Improved performance for the GitLab Container Registry garbage collection algorithm for S3
Problem to solve
The GitLab Container Registry allows developers to build, push and share Docker images/tags using the Docker client and/or GitLab CI/CD.
For organizations that build many images across many projects, it is important to regularly remove old, unused images and tags. The container registry garbage collection process takes a long time to run and is inefficient. This makes it impossible for instances with large amounts of storage usage to run the process and results in expensive, inefficient usage of storage.
- Self-managed customers that schedule down time for the registry and run garbage collection, but not for more than 4 hours.

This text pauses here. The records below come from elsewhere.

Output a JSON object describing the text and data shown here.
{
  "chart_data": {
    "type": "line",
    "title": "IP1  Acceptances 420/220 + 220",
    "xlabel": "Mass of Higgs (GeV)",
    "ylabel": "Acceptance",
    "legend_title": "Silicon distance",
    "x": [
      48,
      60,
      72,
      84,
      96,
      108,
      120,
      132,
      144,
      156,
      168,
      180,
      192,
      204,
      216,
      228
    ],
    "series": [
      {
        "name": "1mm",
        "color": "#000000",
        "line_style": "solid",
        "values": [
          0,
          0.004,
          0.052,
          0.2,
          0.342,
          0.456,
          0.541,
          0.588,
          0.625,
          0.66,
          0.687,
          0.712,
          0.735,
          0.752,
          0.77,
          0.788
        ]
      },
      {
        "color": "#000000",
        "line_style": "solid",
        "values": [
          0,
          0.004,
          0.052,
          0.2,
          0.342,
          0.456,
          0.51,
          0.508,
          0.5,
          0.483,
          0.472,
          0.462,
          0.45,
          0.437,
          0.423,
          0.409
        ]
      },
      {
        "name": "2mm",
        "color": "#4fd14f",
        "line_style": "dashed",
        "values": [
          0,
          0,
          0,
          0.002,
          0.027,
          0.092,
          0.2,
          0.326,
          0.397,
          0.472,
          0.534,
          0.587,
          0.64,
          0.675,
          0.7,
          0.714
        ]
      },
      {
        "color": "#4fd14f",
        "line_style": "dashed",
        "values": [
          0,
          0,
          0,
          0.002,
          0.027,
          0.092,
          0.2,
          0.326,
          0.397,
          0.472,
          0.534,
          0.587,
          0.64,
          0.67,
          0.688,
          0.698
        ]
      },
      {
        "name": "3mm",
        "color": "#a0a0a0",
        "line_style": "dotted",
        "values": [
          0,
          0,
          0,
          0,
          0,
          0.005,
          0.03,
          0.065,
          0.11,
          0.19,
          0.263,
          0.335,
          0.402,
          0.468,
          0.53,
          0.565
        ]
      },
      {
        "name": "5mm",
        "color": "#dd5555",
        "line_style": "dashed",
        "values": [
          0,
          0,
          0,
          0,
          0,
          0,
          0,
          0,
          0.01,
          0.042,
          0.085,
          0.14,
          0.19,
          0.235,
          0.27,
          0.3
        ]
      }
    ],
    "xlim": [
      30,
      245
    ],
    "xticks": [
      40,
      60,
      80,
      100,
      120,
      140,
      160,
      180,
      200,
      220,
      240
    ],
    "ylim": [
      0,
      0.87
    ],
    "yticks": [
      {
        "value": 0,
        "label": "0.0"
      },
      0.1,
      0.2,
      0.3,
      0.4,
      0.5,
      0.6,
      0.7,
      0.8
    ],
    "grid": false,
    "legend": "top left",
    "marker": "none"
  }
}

Optimize the container registry garbage collection process to run faster and enable our customers to clean-up their registry and lower the cost of storage.
After an initial investigation, we learned that the path to optimization will likely be different for each storage system. So, we will focus on our initial effort on S3, then GCS and beyond.
- I as an administrator, when I am running garbage collection to clean out old images/tags from the container registry which contains more than 500 GB of storage, need to be able to run garbage collection in less than four hours, so that I can optimize storage without sacrificing productivity of my organization's engineering teams.
- Optimizing the code will serve as a stepping stone to delivering in-line garbage collection and allow us to unblock some of our customers.
- Our large self-managed customers will be able to lower their cost of storage and improve the discoverability of their container registry.
- Small to mid-sized self-managed customers will be able to run garbage collection with less down time and a less disruptive process.
Optimization vs. enabling on-line garbage collection
- The garbage collection process currently requires the container registry being set to read-only mode or being shut down.
- On-line garbage collection, without requiring down time, is the direction we would like/need to go.
- However, now that we have forked Docker Registry it makes sense to first optimize the existing code, which baed on some early feedback is rather inefficient. This should help unblock some of our larger customers from running garbage collection.
- Then we will enable online garbage collection, which will allow it to run in the background and prevent downtime entirely. But as that work requires more effort, we are prioritizing that second.
Permissions and Security
- As with the existing garbage collection command, this should be limited to administrators only.
What does success look like, and how can we measure that?
- Success looks like we see a 50% improvement in how long the process takes for our customers. We can measure this by working with the several organizations that have requested this optimization and evaluating if it met their needs.
- Track number of times the command is run and how long the process took each time.